Só falta chegar a Peste
O Dr. Azedo acorda cedo. Abre a porta de uma cadeia, sobe no ônibus, senta, desce do ônibus, sobe os degraus que o levam à passarela de pedestre para cruzar a avenida em segurança. Condenação diária, sem grades.
O trânsito, às primeiras horas da manhã, já é intenso. O engarrafamento rotineiro já começou. Por isso, evita andar de carro, é outra prisão, e caminhar o aproxima dos peregrinos que cumprem a pena eterna e só descansam quando dormem, Sísifos modernos. Vindo de ônibus pode dormir, atravessar as horas sem estresse, talvez até sonhar um sonho bom.
A avenida está num vale. As ruas marginais se unem por algumas passarelas sobre a avenida. A passarela é cheia de buracos. Nos buracos, a água da chuva recente dificulta o caminho e ameaça sujar os sapatos, as barras das calças. O prefeito não atravessa a passarela, nunca irá reformá-la.
Cruzada a passarela, Dr. Azedo encontra famílias indígenas - menos os pais - encenando a manhã. As crianças, de cócoras ou de rastros, brincam com gravetos, sementes caídas ou cacos de pedra, alheias à tragédia.
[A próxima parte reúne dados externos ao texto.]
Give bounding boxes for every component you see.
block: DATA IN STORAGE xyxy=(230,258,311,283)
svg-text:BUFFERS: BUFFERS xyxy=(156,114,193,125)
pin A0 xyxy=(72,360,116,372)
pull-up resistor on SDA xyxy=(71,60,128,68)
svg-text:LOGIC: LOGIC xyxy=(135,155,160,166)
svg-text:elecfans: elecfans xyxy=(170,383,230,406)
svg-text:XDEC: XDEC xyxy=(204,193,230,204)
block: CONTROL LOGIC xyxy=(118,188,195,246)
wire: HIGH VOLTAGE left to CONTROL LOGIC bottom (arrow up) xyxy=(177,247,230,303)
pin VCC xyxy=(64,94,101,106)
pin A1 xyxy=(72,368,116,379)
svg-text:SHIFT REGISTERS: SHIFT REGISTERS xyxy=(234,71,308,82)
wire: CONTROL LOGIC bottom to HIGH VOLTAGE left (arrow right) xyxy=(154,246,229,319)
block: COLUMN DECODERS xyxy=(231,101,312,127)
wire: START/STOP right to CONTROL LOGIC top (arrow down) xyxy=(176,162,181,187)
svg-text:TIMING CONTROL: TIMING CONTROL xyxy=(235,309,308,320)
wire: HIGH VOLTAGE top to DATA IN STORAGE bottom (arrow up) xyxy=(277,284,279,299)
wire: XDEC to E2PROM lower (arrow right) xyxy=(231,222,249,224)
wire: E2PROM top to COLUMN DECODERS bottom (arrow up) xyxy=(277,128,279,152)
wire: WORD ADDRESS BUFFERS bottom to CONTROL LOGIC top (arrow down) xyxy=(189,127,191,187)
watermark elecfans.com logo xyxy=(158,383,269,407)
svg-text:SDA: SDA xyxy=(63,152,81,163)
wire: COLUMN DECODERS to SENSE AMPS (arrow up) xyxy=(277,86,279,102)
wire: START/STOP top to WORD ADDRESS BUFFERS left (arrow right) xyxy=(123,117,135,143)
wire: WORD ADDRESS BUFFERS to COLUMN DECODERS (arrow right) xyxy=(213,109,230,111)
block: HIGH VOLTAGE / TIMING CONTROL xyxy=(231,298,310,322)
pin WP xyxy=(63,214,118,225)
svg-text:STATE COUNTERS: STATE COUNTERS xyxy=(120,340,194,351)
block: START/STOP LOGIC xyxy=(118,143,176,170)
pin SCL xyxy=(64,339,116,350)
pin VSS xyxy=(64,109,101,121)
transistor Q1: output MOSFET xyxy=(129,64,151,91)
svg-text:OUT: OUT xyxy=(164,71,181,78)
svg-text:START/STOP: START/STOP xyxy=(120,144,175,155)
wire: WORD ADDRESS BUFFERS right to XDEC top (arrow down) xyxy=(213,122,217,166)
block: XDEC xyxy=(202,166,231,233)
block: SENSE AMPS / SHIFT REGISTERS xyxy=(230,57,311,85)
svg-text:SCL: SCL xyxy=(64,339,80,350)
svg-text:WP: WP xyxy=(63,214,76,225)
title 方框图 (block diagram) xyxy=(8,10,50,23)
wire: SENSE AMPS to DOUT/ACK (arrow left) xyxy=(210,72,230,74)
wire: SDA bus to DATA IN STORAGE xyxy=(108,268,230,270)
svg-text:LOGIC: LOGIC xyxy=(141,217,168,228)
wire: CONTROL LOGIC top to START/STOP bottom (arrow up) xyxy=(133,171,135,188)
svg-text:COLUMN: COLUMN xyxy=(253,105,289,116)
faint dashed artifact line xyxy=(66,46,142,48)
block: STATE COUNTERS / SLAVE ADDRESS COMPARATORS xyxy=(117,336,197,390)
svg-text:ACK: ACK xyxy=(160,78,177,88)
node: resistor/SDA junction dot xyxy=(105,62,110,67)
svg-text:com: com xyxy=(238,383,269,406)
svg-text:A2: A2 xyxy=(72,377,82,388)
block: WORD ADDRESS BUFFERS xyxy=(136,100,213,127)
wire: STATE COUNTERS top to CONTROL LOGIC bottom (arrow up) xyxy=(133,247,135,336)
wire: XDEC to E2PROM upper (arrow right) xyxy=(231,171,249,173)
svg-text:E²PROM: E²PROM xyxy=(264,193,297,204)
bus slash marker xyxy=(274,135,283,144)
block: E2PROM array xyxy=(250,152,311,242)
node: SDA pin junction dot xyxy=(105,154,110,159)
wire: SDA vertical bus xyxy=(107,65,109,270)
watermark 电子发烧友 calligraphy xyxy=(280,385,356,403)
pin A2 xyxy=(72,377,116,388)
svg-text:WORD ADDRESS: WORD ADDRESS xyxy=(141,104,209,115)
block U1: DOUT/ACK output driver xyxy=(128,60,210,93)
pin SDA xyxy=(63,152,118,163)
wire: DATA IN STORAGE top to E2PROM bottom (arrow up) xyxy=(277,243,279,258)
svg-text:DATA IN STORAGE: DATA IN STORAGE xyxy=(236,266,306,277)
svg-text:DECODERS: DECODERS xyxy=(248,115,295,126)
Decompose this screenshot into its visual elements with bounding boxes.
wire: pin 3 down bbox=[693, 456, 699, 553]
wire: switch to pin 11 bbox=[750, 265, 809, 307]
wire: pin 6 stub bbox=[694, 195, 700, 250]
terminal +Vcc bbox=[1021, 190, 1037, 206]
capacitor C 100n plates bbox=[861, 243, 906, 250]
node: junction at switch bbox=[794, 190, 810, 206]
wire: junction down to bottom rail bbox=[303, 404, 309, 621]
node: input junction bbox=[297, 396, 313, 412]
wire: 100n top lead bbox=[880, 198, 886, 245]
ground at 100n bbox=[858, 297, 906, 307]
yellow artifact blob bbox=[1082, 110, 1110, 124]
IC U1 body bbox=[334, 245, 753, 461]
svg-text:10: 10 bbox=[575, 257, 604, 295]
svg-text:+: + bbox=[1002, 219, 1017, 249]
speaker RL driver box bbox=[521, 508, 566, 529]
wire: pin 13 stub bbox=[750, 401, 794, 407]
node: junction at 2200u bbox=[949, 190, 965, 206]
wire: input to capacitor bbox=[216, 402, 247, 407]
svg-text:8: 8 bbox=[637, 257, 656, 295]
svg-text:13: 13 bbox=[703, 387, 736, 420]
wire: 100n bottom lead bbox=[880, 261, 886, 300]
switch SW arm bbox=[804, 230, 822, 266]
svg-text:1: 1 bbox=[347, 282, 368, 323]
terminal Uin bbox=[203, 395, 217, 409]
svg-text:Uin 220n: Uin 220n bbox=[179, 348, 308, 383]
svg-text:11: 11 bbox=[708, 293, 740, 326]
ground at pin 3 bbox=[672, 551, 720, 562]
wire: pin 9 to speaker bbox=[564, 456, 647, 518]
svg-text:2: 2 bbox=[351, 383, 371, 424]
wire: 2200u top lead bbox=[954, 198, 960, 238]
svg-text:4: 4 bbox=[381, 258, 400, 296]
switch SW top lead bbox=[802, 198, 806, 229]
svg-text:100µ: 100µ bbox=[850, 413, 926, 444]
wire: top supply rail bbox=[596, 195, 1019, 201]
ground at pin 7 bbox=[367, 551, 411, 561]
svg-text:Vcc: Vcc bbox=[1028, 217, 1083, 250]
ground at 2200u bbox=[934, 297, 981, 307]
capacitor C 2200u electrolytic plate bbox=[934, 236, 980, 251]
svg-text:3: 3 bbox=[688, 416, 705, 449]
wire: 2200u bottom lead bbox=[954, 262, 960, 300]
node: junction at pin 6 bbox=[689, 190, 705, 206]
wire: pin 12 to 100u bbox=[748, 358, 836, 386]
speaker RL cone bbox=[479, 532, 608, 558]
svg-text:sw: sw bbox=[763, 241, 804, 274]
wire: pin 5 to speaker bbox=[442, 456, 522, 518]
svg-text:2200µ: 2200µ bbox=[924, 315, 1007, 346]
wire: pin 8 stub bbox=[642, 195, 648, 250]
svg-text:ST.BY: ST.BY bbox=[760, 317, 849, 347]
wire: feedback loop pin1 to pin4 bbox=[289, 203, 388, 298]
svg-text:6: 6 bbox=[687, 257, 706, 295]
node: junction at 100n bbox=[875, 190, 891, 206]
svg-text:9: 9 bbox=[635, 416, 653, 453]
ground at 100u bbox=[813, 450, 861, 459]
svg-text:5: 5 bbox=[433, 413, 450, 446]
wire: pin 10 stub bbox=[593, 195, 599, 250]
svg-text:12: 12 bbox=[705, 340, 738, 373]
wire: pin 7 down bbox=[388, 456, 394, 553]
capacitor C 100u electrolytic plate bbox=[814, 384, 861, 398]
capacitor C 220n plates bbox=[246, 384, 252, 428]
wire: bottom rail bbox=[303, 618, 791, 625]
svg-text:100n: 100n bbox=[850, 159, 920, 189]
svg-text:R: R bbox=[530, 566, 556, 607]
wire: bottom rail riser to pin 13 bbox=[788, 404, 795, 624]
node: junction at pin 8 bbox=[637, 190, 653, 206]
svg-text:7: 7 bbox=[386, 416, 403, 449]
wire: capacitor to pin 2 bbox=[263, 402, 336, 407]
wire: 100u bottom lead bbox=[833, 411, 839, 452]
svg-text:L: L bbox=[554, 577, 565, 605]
Imaginam cachorrinhos carros, aviões em sua mente ainda em formação. Mais tarde, as mulheres irão pedir esmolas pelo micro centro de uma cidade sem pátria e os homens continuarão desaparecidos.
Na cidade sem pátria, todos vivem para arrancar o máximo em tempo mínimo e fugir para outros lados. As mães indígenas que amamentam já estão postadas nas esquinas, exibindo os seios magrinhos, enquanto os bebês chupam. Os curumins conseguem sorrir e até gargalhar, embora não haja nenhuma esperança à frente: só uma pena a cumprir no Vale de Lágrimas. Apesar de tudo, a inocência se diverte. As mães, acocoradas, incansáveis, descascam mandioca enlameada e preparam maços de salsa e cebolinha para vender. São miúdas, magérrimas, sujas e tristes.
Nada pode distraí-lo, Dr. Azedo, é seguir sempre em frente. Na sequência da caminhada, vê os bancos, as torres apontando as nuvens, redes de hotéis e lojas internacionais, cassinos, loterias prometendo isso ou aquilo, anúncios luminosos oferecendo o Céu em forma de bugigangas. Todos, em teoria, podem ir a endereços como Paseig de Gràcia, comprar perfumes, passagens para resorts praianos, ilhas do Caribe, Disney e assemelhados.
Num cruzamento, uma placa de rua enaltece o Clero, em frente a uma igreja de franquia. Mais à frente, o lixo da madrugada sendo remexido e disputado por cães e homens sem dono. Vez ou outra, um se sente lesado e ladra ou grita, morde ou pontapeia, conforme o caso.
Dr. Azedo chega a seu destino, tranca a porta da outra cadeia, esconde a rua. Só falta essa: chegar uma nova peste e uniformizar o mundo.